そもそもは心奇形の牛に違う診断をしていたことから始まった。動脈管開存症かと思ったら(根拠もなく)、心室中隔欠損だったのだ。
だが、しかし、大学で心雑音の波形等は一通り習ったのだが、果たしてそれを臨床現場で応用したことがどれだけあっただろうか。恥ずかしながら、僕は心拍数、強弱、乱れ、雑音の有無くらししか見ていなかった。

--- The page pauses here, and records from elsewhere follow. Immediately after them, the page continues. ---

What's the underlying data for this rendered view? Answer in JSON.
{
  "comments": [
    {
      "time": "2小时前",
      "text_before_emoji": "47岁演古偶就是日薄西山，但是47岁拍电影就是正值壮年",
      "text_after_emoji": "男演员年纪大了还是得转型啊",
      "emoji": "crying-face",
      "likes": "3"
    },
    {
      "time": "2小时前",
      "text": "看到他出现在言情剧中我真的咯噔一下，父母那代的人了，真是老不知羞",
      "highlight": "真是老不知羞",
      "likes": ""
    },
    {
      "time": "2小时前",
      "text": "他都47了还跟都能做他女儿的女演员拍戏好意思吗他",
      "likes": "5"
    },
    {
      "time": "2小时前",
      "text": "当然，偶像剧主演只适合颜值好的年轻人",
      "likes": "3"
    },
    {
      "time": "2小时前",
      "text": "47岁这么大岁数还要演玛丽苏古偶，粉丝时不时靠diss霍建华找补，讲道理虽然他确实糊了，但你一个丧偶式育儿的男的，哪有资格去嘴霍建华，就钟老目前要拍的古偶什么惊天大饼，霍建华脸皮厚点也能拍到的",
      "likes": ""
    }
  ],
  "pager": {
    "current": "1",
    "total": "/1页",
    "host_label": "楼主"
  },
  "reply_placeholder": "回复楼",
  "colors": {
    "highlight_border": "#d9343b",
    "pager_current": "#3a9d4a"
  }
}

そこで、聴診の音を録音し、勉強してみようという気になった。
録音機材は何でも良かったのだが、僕の場合、iPhoneで試みた。しかし、ウェブ上でiPhone聴診器を手作りで作成した人は少ない。もちろん、今の時代、電子聴診器なるものもあるのだが、そんな大金はありませんので却下です。
そこで、単純にマイクを聴診器に仕込むことを考えました。貧乏性なので、手持ちの機材で何とかしようと目を付けたのは、iPhoneに付属する純正のマイクイヤホン。
悩んだがまずは分解し、マイクの取り出しを試みた。(そして、失敗しました。)
コントロール部に、マイクの穴のようなものが見えます。
箱を開くと、このような構造になっていました。あれ、マイクが無いぞ?
なんと、外部から見えた穴はダミーであることが発覚!
さらに悩んだが、基盤を剥がしてみるとマイクなようなものが…とその時。ポキッ!あー、折れた(涙)!
マイクは基板上に設置されていた。折れたらもう使うことができる状態ではない。うー、人柱になってしまった。
以上の実験を踏まえ、このコントロールボックスをそのまま使うことにしました。単純に、チューブにイヤホン部分を切除したコントロールボックスを埋め込み、チューブ断端をクリップで挟みました。聴診器は先輩の壊れたものを借りました。苦節一日で完成!
見てくれは不細工ですが、いざ実際の診療した牛で試みると、野外でも心音が録音できました。いろいろな音を集めて、Sound Libraryを作ってみようかな。
牛の心音
*12/9追記:音源をmp3に変更しました。